Gordon Hull / UNC Charlotte
As you will have noticed from Radin’s paper, commercial surrogacy poses significant ethical challenges. The following film, set 10 years into the future, offers a chance to reflect further on these issues:
Silver Sling (dir. Tze Chun)
- What does “accelerated surrogacy” do? What is the selling point?
- Is Lydia right or wrong to undergo the third surrogacy (assuming she does)? Why? Give a utilitarian answer and a deontological one.
- Was she right or wrong to undergo the first two? Why? Give a utilitarian answer and a deontological one.
- Is the nurse right or wrong to try to talk Lydia out of the procedure? Consider this question for her as a person, and as an employee. If the answer is different, which should she do and why?
- Should the service that the company provides be permitted? Give a utilitarian and a deontological answer, and also one using the thick concepts we discussed in the first half of the semester.
- Assess Lydia’s situation using Radin’s terminology: identify a domino effect and double bind, and weight them.
- Again, following Radin’s terminology, should restrictions be placed on the commodification practices of accelerated surrogacy?
3. More discussion
Although there are good reasons to suggest that commercial surrogacy can be exploitative, it does not necessarily follow that commercial surrogacy should be prohibited for this reason.
Firstly, commercial surrogacy is not fundamentally different from some other types of employment. One could imagine a scenario in which a desperately poor woman is coerced into prostitution. Perhaps what does makes surrogacy different is that it is potentially harmful. There are, of course, the physical harms associated with pregnancy that a woman who is pregnant with her own genetic child might be willing to risk. She might think these risks are worth taking in exchange for the benefits she will obtain through motherhood and the raising of a child she loves. The surrogate mother who gives up the child and all associated parental rights once it is born cannot claim these benefits. Moreover, there are well-documented psychological harms associated with carrying a foetus to term and then having to give up that child once it is born. It has been suggested that surrogate mothers often experience grief upon giving up their children. However, similar considerations of psychological harm may apply to prostitution given the link between a person’s sense of identity and sexuality, or to any other profession that a desperately poor person might be coerced into accepting because of their financial situation. It would seem inconsistent to ban commercial surrogacy for the reason that it is exploitative, yet at the same time permit other practices that may be equally so. Prohibition for this reason would seem excessively restrictive as it would unsuccessfully single out commercial surrogacy; rather, it would count against many other practices.
Secondly, if we assume that the desperately poor woman has no other way of gaining access to the money she needs, it would seem unreasonable to deny her of the opportunities that commercial surrogacy may provide her with simply to prevent her from being exploited. This is not to say that exploitation should be morally justified. But as Posner suggests:
To someone who is desperately in need of $10,000, a court’s refusal to allow her to obtain it will seem a hypocritical token of concern for her plight, especially since the court has no power to alleviate that plight in some other way.

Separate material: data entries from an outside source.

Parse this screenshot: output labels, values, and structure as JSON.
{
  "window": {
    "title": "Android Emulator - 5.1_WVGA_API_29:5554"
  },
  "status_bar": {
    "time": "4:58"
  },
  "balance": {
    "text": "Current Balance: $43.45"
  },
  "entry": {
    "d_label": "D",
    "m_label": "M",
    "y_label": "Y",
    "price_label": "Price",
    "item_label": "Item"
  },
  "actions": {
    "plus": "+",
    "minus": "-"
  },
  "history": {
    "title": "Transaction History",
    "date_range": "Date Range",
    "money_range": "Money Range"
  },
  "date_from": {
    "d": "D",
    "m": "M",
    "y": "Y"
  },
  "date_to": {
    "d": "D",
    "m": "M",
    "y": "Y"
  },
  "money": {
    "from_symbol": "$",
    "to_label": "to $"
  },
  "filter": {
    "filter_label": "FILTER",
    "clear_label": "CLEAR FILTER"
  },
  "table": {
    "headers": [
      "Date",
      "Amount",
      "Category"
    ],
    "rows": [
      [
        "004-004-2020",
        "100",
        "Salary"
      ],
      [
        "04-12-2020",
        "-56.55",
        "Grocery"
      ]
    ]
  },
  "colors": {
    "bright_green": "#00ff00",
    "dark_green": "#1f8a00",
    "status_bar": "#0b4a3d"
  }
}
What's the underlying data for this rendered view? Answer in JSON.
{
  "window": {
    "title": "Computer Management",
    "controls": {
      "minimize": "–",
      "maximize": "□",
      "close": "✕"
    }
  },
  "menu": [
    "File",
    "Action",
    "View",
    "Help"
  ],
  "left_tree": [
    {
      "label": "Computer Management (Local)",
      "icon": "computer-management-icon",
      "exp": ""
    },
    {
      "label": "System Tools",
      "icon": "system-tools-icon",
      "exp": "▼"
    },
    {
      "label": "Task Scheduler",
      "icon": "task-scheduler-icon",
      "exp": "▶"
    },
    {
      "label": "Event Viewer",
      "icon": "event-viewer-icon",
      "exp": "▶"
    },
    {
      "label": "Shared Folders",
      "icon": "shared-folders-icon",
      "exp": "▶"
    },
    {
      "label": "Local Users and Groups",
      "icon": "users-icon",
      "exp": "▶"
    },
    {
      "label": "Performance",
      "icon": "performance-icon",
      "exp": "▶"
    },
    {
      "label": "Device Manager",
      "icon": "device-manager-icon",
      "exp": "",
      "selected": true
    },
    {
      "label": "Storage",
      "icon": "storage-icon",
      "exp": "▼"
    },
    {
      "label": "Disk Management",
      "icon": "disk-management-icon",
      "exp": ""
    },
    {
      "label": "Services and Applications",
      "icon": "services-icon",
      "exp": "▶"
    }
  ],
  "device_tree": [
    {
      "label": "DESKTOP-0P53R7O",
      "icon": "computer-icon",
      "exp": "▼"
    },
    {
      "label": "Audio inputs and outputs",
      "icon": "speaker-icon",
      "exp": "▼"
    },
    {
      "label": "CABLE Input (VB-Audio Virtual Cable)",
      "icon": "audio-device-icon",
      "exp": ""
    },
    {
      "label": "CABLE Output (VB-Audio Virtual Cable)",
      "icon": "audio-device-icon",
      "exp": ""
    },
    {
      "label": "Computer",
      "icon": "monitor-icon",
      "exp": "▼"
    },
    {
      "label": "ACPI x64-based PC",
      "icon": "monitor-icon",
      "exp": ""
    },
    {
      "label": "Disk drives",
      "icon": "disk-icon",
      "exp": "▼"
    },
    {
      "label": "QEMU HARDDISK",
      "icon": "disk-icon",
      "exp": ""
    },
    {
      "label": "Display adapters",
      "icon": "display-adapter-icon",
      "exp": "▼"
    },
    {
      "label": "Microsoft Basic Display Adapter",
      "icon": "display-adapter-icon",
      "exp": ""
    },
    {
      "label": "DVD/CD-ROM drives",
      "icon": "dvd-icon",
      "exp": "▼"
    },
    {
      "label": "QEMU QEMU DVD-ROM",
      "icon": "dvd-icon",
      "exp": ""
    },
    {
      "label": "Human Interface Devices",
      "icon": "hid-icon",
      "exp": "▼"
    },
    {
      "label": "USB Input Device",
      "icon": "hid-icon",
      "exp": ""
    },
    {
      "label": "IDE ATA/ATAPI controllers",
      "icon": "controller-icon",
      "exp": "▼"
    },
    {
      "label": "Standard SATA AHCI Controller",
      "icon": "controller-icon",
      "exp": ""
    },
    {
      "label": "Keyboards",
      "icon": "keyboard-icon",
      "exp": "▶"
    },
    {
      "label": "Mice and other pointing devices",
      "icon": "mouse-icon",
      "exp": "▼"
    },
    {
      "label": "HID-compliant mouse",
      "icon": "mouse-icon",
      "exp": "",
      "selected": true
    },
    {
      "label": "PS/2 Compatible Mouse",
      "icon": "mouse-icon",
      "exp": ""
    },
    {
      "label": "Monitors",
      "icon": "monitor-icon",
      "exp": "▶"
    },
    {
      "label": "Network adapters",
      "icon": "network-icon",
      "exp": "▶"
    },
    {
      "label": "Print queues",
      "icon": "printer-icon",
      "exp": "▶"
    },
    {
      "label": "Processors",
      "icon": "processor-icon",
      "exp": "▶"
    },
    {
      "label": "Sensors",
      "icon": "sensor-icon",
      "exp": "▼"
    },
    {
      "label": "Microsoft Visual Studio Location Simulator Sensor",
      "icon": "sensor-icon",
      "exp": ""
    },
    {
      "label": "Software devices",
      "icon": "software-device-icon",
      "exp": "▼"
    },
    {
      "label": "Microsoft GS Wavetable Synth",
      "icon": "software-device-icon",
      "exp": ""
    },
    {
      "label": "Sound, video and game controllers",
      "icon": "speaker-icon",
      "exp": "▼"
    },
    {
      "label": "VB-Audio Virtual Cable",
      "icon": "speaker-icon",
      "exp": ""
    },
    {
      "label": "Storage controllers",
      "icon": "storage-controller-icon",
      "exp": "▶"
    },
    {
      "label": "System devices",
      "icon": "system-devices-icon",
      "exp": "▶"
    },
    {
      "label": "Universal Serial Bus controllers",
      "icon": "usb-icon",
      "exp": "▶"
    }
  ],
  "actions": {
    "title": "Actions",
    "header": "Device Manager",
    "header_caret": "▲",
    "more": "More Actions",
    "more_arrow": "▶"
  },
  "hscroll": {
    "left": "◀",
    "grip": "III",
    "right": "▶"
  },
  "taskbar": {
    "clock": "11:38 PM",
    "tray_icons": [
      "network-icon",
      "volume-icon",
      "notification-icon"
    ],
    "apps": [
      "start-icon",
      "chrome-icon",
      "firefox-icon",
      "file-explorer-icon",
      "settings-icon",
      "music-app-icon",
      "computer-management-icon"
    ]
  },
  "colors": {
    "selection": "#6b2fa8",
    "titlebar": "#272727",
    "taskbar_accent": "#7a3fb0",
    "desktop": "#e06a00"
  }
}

Or, as Savulescu puts more bluntly:
It is double injustice to say to a poor person: ‘You can’t have what most other people have and we are not going to let you do what you want to have those things.’
Perhaps, rather than the outright prohibition of commercial surrogacy, a better solution would be to provide these women with other non-exploitative methods of making money. If the goal is to eliminate exploitation, prohibiting one form of exploitation would simply replace it with another. If desperately poor women have no better way of making money than by entering into commercial surrogacy agreements, and if this means of obtaining money is suddenly made no longer available to them, they must resort to less desirable means of improving their financial situation. Instead, sensible regulation, rather than outright prohibition, and focussing upon altering the unequal distribution of power and wealth that generates these exploitative situations in the first place would be the appropriate response.
- Explain Nguyen’s first argument in your own terms.
- Explain the second in your own terms
- In Radin’s terms, what condition does Nguyen weight most heavily in evaluating the prohibition?
- What sorts of “non-exploitative methods of making money” might be made available?
- What regulation does he propose?
- What other regulations would help to ameliorate the injustice in the situation?